Miller, S. "Women and Leadership: Theatre." The Encyclopedia of Women and Leadership in Twentieth Century Australia. eScholarship Research Centre, University of Melbourne: Australian Women's Archives Project 2014, 2014, 1-10.

Additional Publication Information

ISBN: 9780734048738

Abstract

"We have something of the utmost importance to contribute: the sensibility, the experience and the expertise of one half of humanity. All we ask is that we are able to do this in conditions of complete equality." (Dorothy Hewitt, launching the Australia Council's 'Women in the Arts' report, 1983) Published in 2005, Rachel Fensham and Denise Varney's important book, The Doll's Revolution: Australian Theatre and Cultural Imagination, argues that the 1990s was a period in which women entered the theatrical mainstream and radically changed not just theatre but the way in which we think about Australian culture and identity: "Women playwrights, directors and actors have entered the mainstream. Their work has contributed to, if not radically transformed, the production of local and export quality Australian theatre and culture. At their most innovative, these women artists have revolutionised the stage of the last fifteen years with celebrated and award winning productions." (Fensham and Varney, 329) This surely is the very definition of creative leadership: to have not only the creative wherewithal but the ability and influence to affect not just theatre but ideas around nationhood and identity.

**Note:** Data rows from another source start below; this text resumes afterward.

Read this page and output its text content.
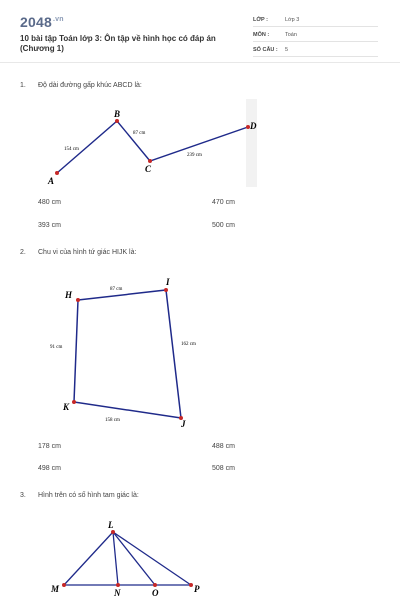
$2048^{.vn}$
10 bài tập Toán lớp 3: Ôn tập về hình học có đáp án (Chương 1)
LỚP :	Lớp 3
MÔN :	Toán
SỐ CÂU : 5
1. Độ dài đường gấp khúc ABCD là:
A
B
C
D
154 cm
87 cm
239 cm
480 cm	470 cm
393 cm	500 cm
2. Chu vi của hình tứ giác HIJK là:
H
I
J
K
87 cm
162 cm
158 cm
91 cm
178 cm	488 cm
498 cm	508 cm
3. Hình trên có số hình tam giác là:
L
M	N	O	P
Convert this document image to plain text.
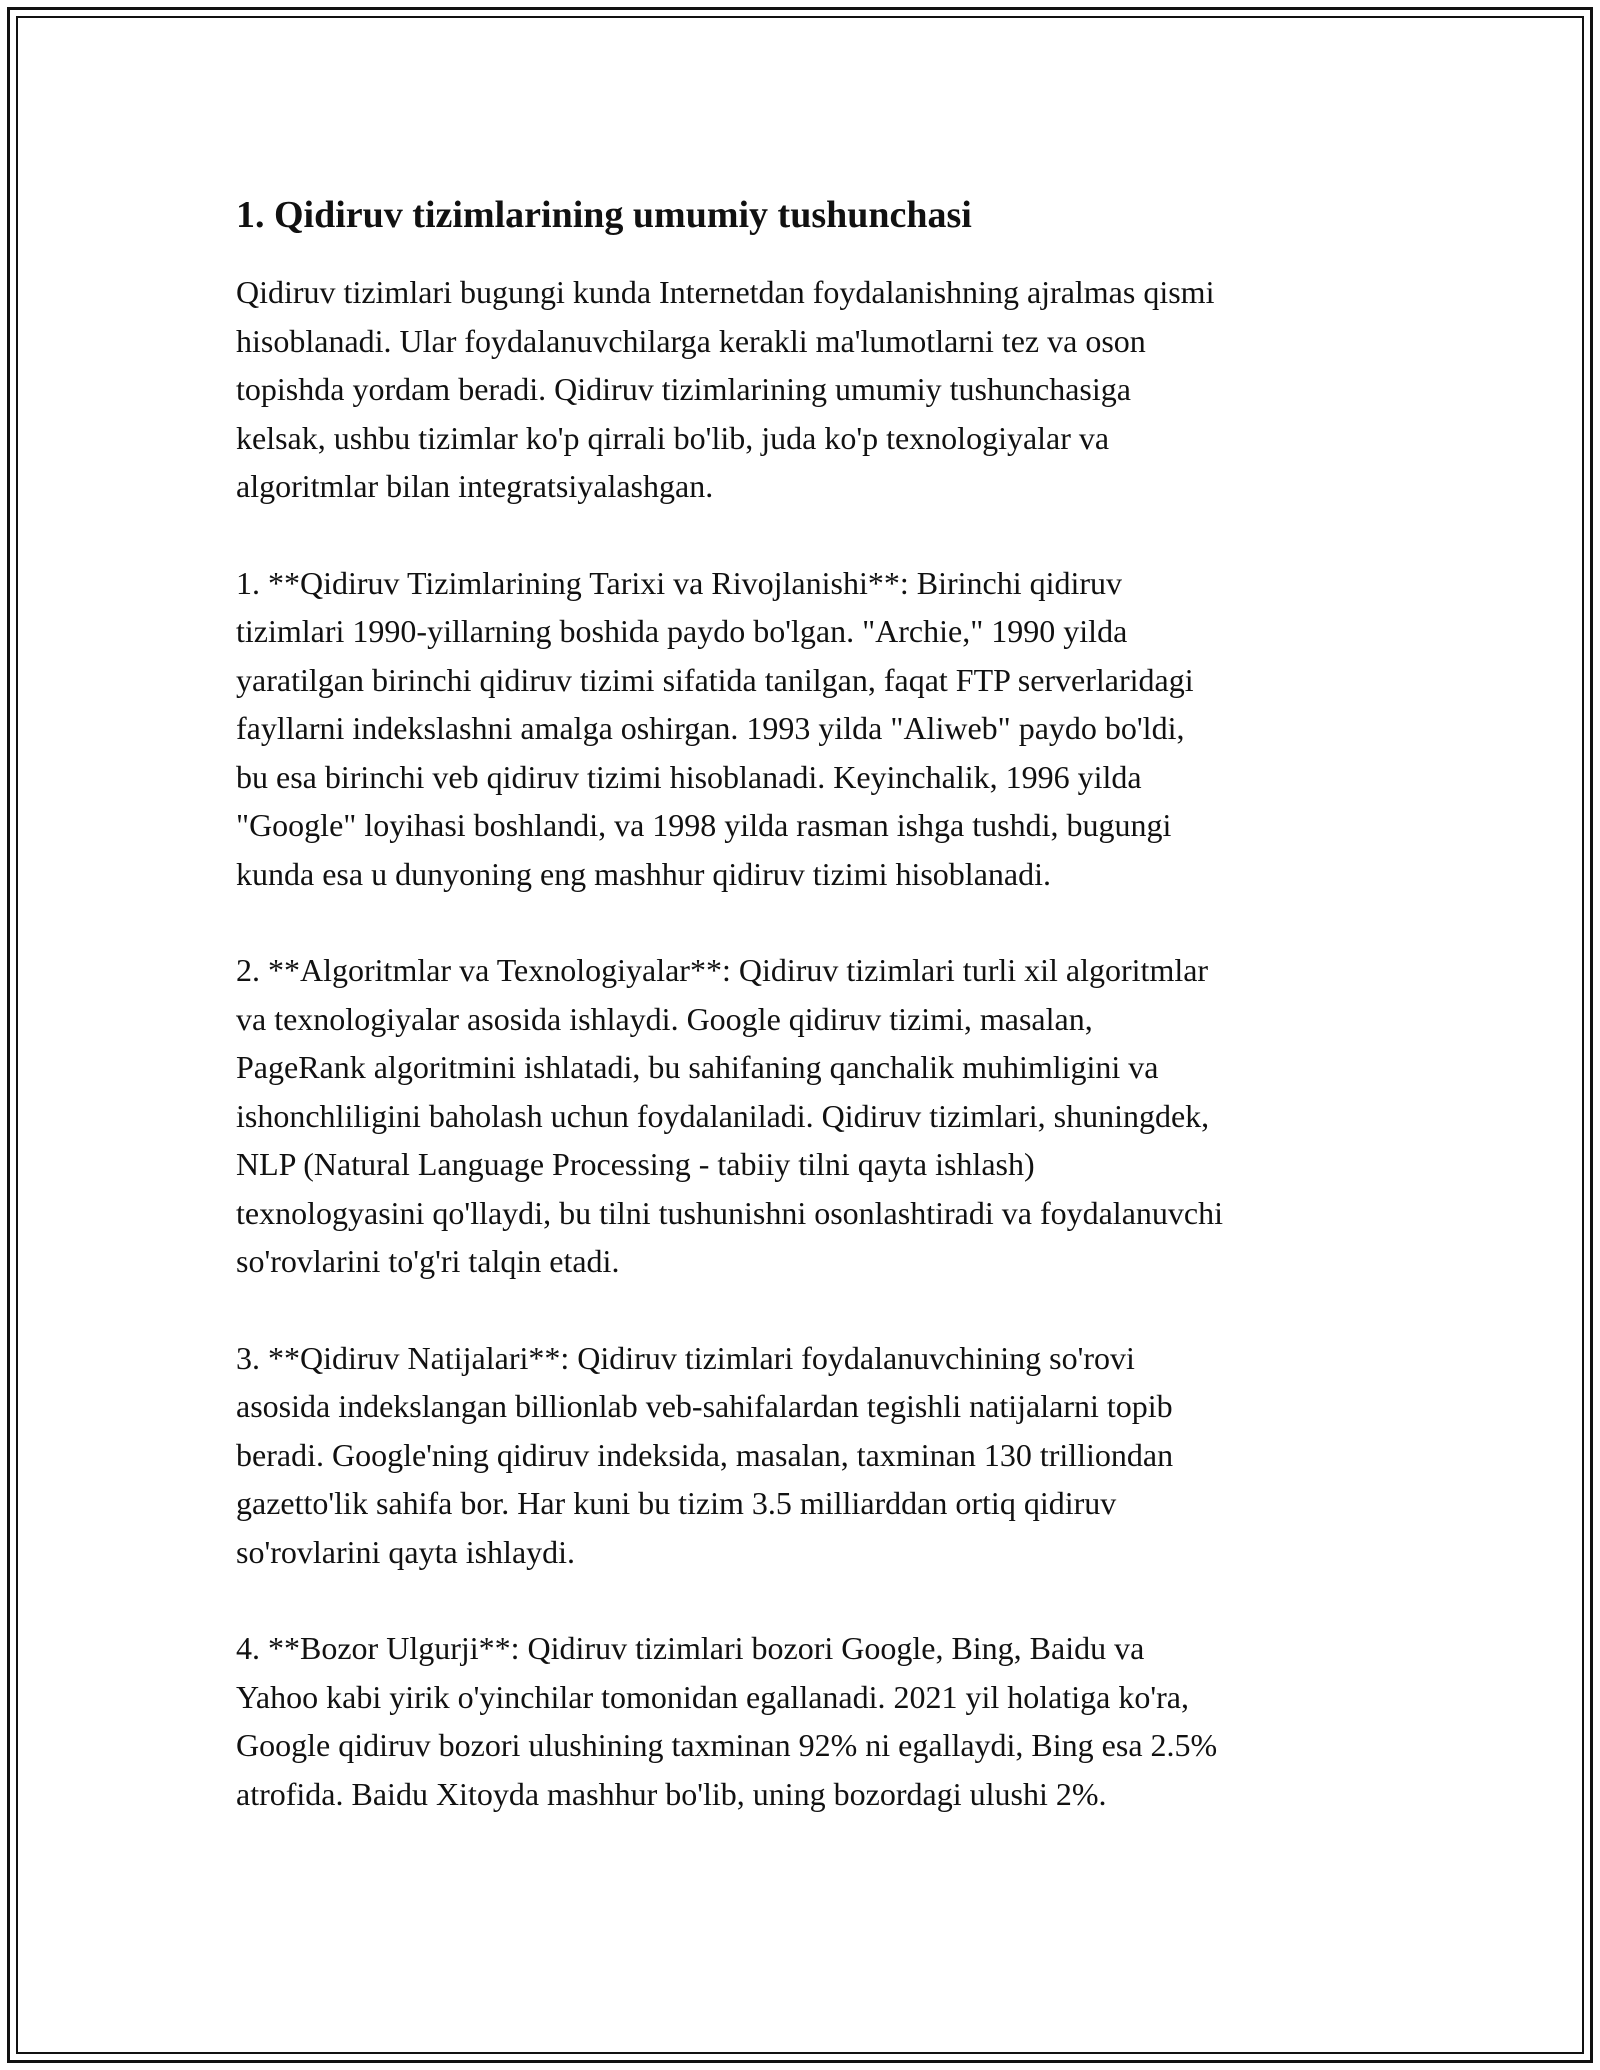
1. Qidiruv tizimlarining umumiy tushunchasi

Qidiruv tizimlari bugungi kunda Internetdan foydalanishning ajralmas qismi
hisoblanadi. Ular foydalanuvchilarga kerakli ma'lumotlarni tez va oson
topishda yordam beradi. Qidiruv tizimlarining umumiy tushunchasiga
kelsak, ushbu tizimlar ko'p qirrali bo'lib, juda ko'p texnologiyalar va
algoritmlar bilan integratsiyalashgan.

1. **Qidiruv Tizimlarining Tarixi va Rivojlanishi**: Birinchi qidiruv
tizimlari 1990-yillarning boshida paydo bo'lgan. "Archie," 1990 yilda
yaratilgan birinchi qidiruv tizimi sifatida tanilgan, faqat FTP serverlaridagi
fayllarni indekslashni amalga oshirgan. 1993 yilda "Aliweb" paydo bo'ldi,
bu esa birinchi veb qidiruv tizimi hisoblanadi. Keyinchalik, 1996 yilda
"Google" loyihasi boshlandi, va 1998 yilda rasman ishga tushdi, bugungi
kunda esa u dunyoning eng mashhur qidiruv tizimi hisoblanadi.

2. **Algoritmlar va Texnologiyalar**: Qidiruv tizimlari turli xil algoritmlar
va texnologiyalar asosida ishlaydi. Google qidiruv tizimi, masalan,
PageRank algoritmini ishlatadi, bu sahifaning qanchalik muhimligini va
ishonchliligini baholash uchun foydalaniladi. Qidiruv tizimlari, shuningdek,
NLP (Natural Language Processing - tabiiy tilni qayta ishlash)
texnologyasini qo'llaydi, bu tilni tushunishni osonlashtiradi va foydalanuvchi
so'rovlarini to'g'ri talqin etadi.

3. **Qidiruv Natijalari**: Qidiruv tizimlari foydalanuvchining so'rovi
asosida indekslangan billionlab veb-sahifalardan tegishli natijalarni topib
beradi. Google'ning qidiruv indeksida, masalan, taxminan 130 trilliondan
gazetto'lik sahifa bor. Har kuni bu tizim 3.5 milliarddan ortiq qidiruv
so'rovlarini qayta ishlaydi.

4. **Bozor Ulgurji**: Qidiruv tizimlari bozori Google, Bing, Baidu va
Yahoo kabi yirik o'yinchilar tomonidan egallanadi. 2021 yil holatiga ko'ra,
Google qidiruv bozori ulushining taxminan 92% ni egallaydi, Bing esa 2.5%
atrofida. Baidu Xitoyda mashhur bo'lib, uning bozordagi ulushi 2%.
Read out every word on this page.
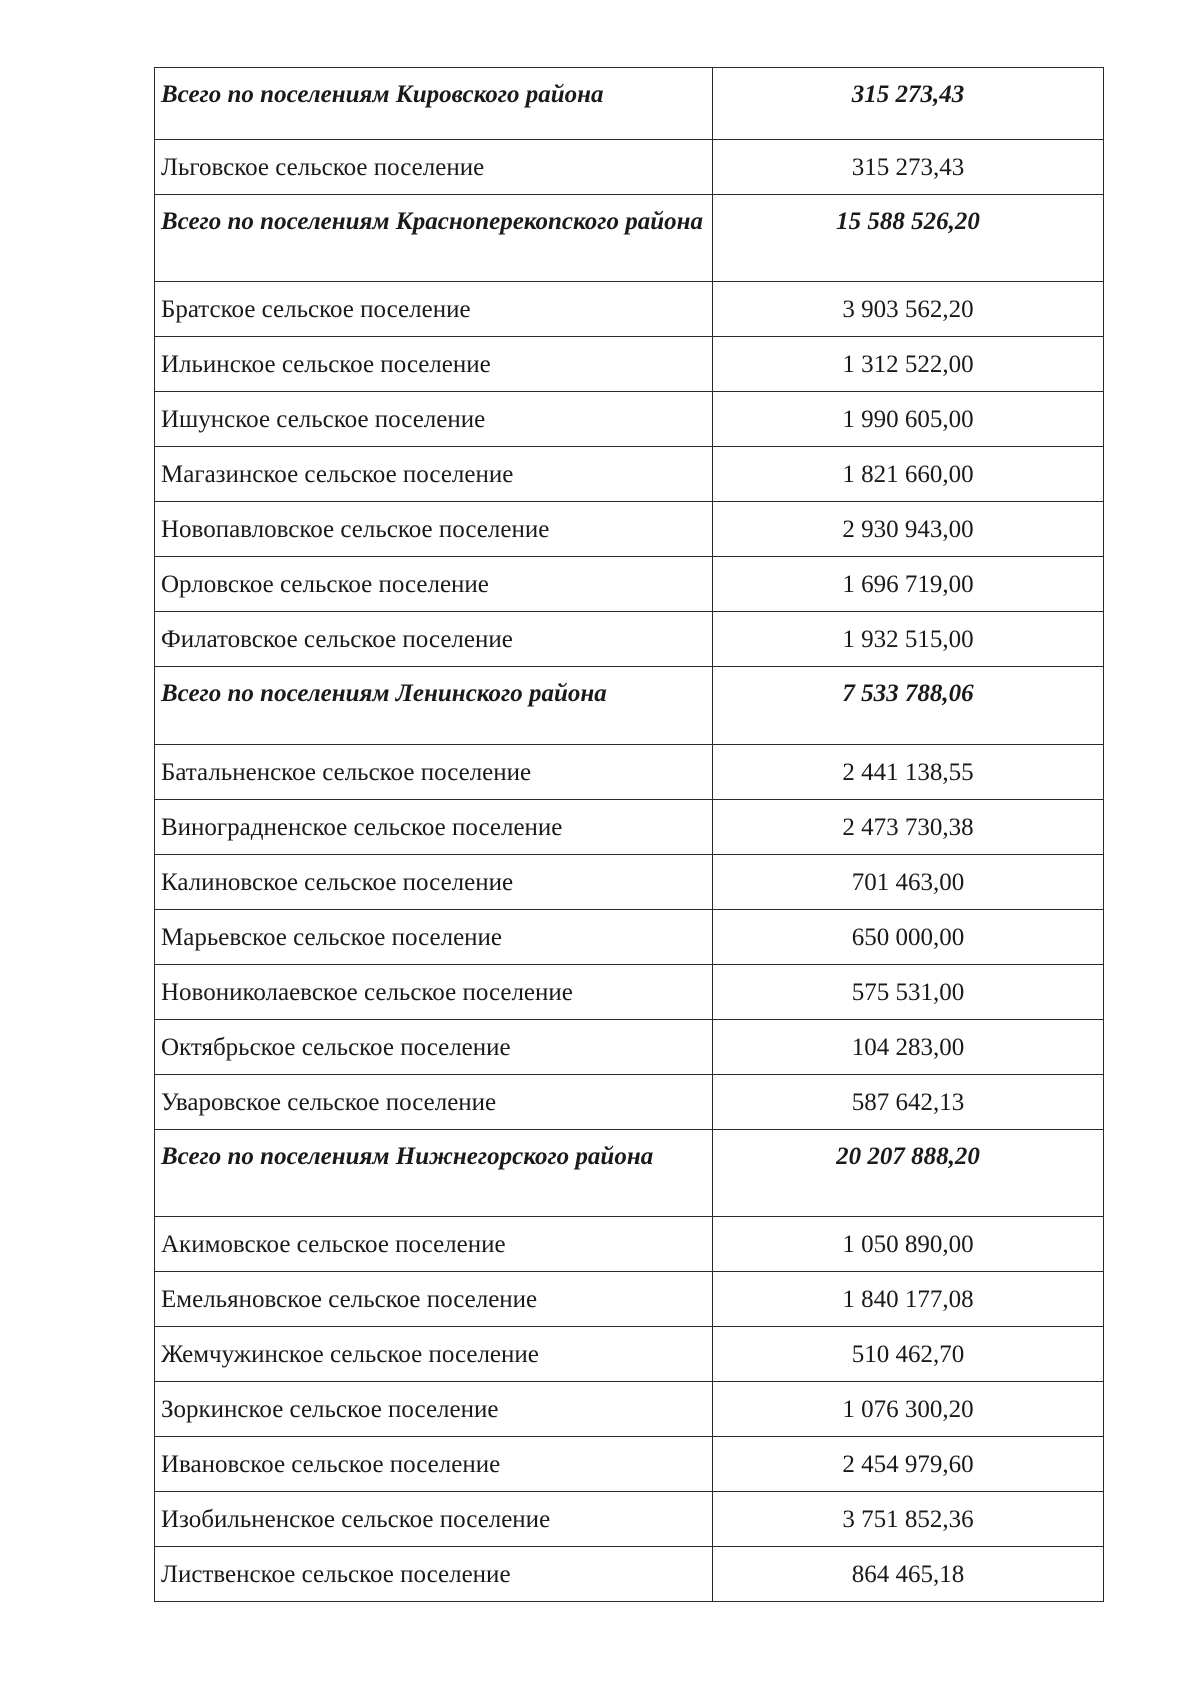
Всего по поселениям Кировского района	315 273,43
Льговское сельское поселение	315 273,43
Всего по поселениям Красноперекопского района	15 588 526,20
Братское сельское поселение	3 903 562,20
Ильинское сельское поселение	1 312 522,00
Ишунское сельское поселение	1 990 605,00
Магазинское сельское поселение	1 821 660,00
Новопавловское сельское поселение	2 930 943,00
Орловское сельское поселение	1 696 719,00
Филатовское сельское поселение	1 932 515,00
Всего по поселениям Ленинского района	7 533 788,06
Батальненское сельское поселение	2 441 138,55
Виноградненское сельское поселение	2 473 730,38
Калиновское сельское поселение	701 463,00
Марьевское сельское поселение	650 000,00
Новониколаевское сельское поселение	575 531,00
Октябрьское сельское поселение	104 283,00
Уваровское сельское поселение	587 642,13
Всего по поселениям Нижнегорского района	20 207 888,20
Акимовское сельское поселение	1 050 890,00
Емельяновское сельское поселение	1 840 177,08
Жемчужинское сельское поселение	510 462,70
Зоркинское сельское поселение	1 076 300,20
Ивановское сельское поселение	2 454 979,60
Изобильненское сельское поселение	3 751 852,36
Лиственское сельское поселение	864 465,18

It suggests that women have come a long way indeed since the 1970s, when they had to fight to be heard in even the most alternative and apparently radical of forums. Notably, however, Fensham and Varney also draw attention in closing to several key areas of concern, the first of which is the decline 'in the proportion of women writers in the repertoire of the mainstream companies in the mid-2000s' (337).